Conor Harrington (born 1980), Holy Smoke Quintet (Part Four), 2010, oil, acrylic and spray paint on canvas, 152 x 213 cm (59.85 x 83.86 in).
This large work is representative of Conor Harrington's style: a fusion of classical painting and street art reflecting his interest in Renaissance artists and the great masters of expressionism. Man is omnipresent in his baroque, phantasmagorical world, a reinterpretation of past wars.
“I was in Bethlehem and Jerusalem earlier this year and it looks like the Middle East/US/West/Terrorism/Jihad saga is going to go on forever and ever and ever, so I thought this was the right time to stick my oar in […]. I’ve also been reading up a little on the Crusades, so these paintings are something to do with them," says the native of Cork, Ireland. This composition is one of five pieces created for the 2010 show "Hell's Half Acre" at the Old Vic Tunnels in London. The installation’s theme was Dante’s Divine Comedy.
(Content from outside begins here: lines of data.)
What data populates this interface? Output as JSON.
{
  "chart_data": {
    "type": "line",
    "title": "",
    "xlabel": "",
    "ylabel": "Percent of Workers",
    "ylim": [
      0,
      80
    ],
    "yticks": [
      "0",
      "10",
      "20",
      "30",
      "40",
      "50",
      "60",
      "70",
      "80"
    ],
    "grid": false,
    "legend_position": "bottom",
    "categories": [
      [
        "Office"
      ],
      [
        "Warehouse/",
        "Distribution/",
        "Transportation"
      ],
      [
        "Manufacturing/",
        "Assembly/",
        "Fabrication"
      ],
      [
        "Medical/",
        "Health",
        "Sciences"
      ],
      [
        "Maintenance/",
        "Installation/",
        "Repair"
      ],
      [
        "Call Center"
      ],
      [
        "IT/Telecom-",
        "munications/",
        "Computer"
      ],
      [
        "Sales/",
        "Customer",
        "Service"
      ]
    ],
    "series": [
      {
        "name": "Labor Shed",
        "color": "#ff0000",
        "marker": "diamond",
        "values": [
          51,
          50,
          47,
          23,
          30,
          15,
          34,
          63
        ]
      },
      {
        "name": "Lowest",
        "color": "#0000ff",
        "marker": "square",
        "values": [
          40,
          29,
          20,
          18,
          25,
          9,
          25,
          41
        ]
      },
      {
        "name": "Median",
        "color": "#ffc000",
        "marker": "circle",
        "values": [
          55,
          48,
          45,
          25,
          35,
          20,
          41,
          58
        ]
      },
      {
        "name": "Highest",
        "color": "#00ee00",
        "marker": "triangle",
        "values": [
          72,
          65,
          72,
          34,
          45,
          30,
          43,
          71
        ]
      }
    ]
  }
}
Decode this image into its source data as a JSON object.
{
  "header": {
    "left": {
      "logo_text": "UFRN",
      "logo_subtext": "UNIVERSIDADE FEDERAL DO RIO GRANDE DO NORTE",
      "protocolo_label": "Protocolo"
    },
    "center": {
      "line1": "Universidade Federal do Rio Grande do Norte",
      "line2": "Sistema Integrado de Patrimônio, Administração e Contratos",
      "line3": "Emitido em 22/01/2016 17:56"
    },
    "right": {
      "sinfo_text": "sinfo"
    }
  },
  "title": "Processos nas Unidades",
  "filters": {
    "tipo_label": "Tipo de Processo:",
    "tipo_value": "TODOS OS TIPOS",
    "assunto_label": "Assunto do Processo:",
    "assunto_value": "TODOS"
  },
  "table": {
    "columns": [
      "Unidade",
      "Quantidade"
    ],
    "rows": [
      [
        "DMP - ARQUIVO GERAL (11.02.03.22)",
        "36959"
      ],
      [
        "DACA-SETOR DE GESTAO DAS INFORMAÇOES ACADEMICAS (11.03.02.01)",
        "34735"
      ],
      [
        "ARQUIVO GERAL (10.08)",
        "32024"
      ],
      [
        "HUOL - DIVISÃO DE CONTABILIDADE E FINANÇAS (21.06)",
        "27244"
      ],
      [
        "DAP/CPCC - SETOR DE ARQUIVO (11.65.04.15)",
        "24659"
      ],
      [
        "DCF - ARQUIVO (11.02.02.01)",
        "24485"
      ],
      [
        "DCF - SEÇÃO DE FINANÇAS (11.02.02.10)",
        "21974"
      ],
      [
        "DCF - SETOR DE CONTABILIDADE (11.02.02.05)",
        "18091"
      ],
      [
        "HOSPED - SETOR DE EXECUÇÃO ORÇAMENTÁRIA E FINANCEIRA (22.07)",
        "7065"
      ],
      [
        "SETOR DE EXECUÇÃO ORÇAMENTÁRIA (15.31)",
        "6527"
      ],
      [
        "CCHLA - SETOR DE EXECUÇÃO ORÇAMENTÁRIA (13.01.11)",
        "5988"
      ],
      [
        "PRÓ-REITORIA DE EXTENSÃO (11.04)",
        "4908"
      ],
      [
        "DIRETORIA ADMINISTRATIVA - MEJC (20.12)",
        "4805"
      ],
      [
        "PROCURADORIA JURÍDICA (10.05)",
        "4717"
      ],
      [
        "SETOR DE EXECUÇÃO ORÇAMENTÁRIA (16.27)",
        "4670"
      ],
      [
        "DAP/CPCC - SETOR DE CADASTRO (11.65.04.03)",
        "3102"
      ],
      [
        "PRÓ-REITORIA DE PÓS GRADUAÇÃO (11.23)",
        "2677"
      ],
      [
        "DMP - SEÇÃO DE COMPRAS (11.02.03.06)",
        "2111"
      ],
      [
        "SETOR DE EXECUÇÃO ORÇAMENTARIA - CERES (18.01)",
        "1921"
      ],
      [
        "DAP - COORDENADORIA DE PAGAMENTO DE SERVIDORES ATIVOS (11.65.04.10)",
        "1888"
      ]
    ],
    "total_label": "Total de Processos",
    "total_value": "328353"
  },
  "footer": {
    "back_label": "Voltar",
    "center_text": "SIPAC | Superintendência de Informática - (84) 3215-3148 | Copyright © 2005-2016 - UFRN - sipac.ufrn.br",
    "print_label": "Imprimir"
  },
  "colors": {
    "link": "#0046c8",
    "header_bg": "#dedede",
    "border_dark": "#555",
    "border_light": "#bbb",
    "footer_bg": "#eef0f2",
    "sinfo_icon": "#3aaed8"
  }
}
Everyone was free to do what they wanted with it.
Two mixed media works by Shepard Fairey deserve special mention: one is on a Gibson guitar dated 2004, Jimi Hendrix Collection, recalling the artist’s passion for the musician (€8,000/12,000), the other, on canvas, Dee Ramone, a 2016 homage to the New York punk rocker who died in 2002 (€45,000/55,000).